Like many of his teammates, Monday night was Hugo’s first outdoor game. He grew up playing for youth hockey teams sponsored by the Capitals, which meant he was one of the few fans of the Hurricanes’ opponent Saturday night, when the NHL and ESPN celebrated all things NC State during its in-game entertainment and television productions.

The Hurricanes scored a relatively easy 4-1 victory Saturday, but the host school and its fans were the biggest winners. The NC State marching band was a featured performer throughout the day. In addition, an inspirational speech by late basketball coach and ESPN announcer Jim Valvano kicked off the television broadcast, and legendary player David Thompson and 1983 NCAA championship team member Dereck Whittenburg announced the Hurricanes’ entrance onto the ice.

From the first faceoff to the final fireworks, it was an NC State spectacle for the 56,931 fans at the sold-out event.

Mr. Wuf waves an Icepack Hockey flag at Carter-Finley Stadium.
Mr. Wuf shows his support for the Icepack at Carter-Finley Stadium.

The Icepack was involved throughout, from appearing at the NHL Fanfest in downtown Raleigh on Friday, to attending the game Saturday and playing against the Tar Heels at Carter-Finley.

The student-led production was not as elaborate for Monday’s game, and there was no live television broadcast, but a replay was quickly available online. With so many people in the stands, with food concessions and beer sales, with pep bands from both stands blaring their favorite songs, the atmosphere was just as lively as Saturday’s game.

The Icepack is an NC State club staple, closing in on its 50th anniversary. It is one of the most active and best supported of the 49 club sports organized by students and governed by NC State Wellness and Recreation. Its rivalry with North Carolina goes back to a 1974 meeting in Greensboro, the first hockey event at the renovated Greensboro Coliseum.

In addition to a head coach and three assistants, the club has a television staff, photographers, a social media team and a media coordinator. The team plays home games at the Wake Competition Center in Morrisville, near Raleigh-Durham International Airport.

Thousands of fans turn out to see the Icepack play on a regular basis, and the club has its own television, photography and social media teams that provide coverage.
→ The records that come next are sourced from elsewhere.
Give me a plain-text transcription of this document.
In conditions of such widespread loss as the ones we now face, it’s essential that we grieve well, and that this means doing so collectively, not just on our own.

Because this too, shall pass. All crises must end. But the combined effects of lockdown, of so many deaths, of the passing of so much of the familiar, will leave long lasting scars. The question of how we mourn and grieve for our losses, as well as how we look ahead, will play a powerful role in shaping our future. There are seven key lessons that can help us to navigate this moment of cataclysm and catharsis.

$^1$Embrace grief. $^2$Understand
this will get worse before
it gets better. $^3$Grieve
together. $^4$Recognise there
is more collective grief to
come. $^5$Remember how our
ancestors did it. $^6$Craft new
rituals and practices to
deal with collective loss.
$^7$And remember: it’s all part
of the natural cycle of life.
With an annual budget of $150,000, it is not an insubstantial endeavor for the players, who pay $1,500 per year to participate.

Their campus stage has expanded rapidly, even in the five years most of this year’s older players have competed, a tribute to the hours of work they put into practice, games and travel.

NC State Icepack hockey fans throw up wolf hands at Carter-Finley Stadium.
Icepack fans show their spirit.

“When I first got here, we were playing [in a different venue] and we were dressing in a converted snack bar,” says Youngsville native Garrett Auriene, a senior in business administration who is an alternate captain for the team. “To be able to play in our football stadium in front of so many fans in the final home game of my career is pretty amazing.”

For Hugo, Monday’s final home game will be a proud finish to both his college playing and his academic career. Soon after he graduates this spring, he will begin his career as a systems engineer at Northrop Grumman. The other two alternate captains, Alex Robinson and Matt Miller, grew up playing youth hockey together in Apex, but are also looking forward to graduating with degrees in sports management and applied mathematics, respectively.

Healy has been the team’s head coach for three seasons. He says the opportunity to showcase the sport he grew up playing outdoors in upstate New York on the Stadium Series ice will be a boon for the club program.

“We are in a little bit different sphere as a nonvarsity club sport,” Healy says. “Just because these are club players doesn’t mean they don’t work just as hard as other sports, varsity or not.

“There isn’t a bigger stage we could play on, and it speaks a lot to the growth of the program from when I first started as an assistant six years ago.”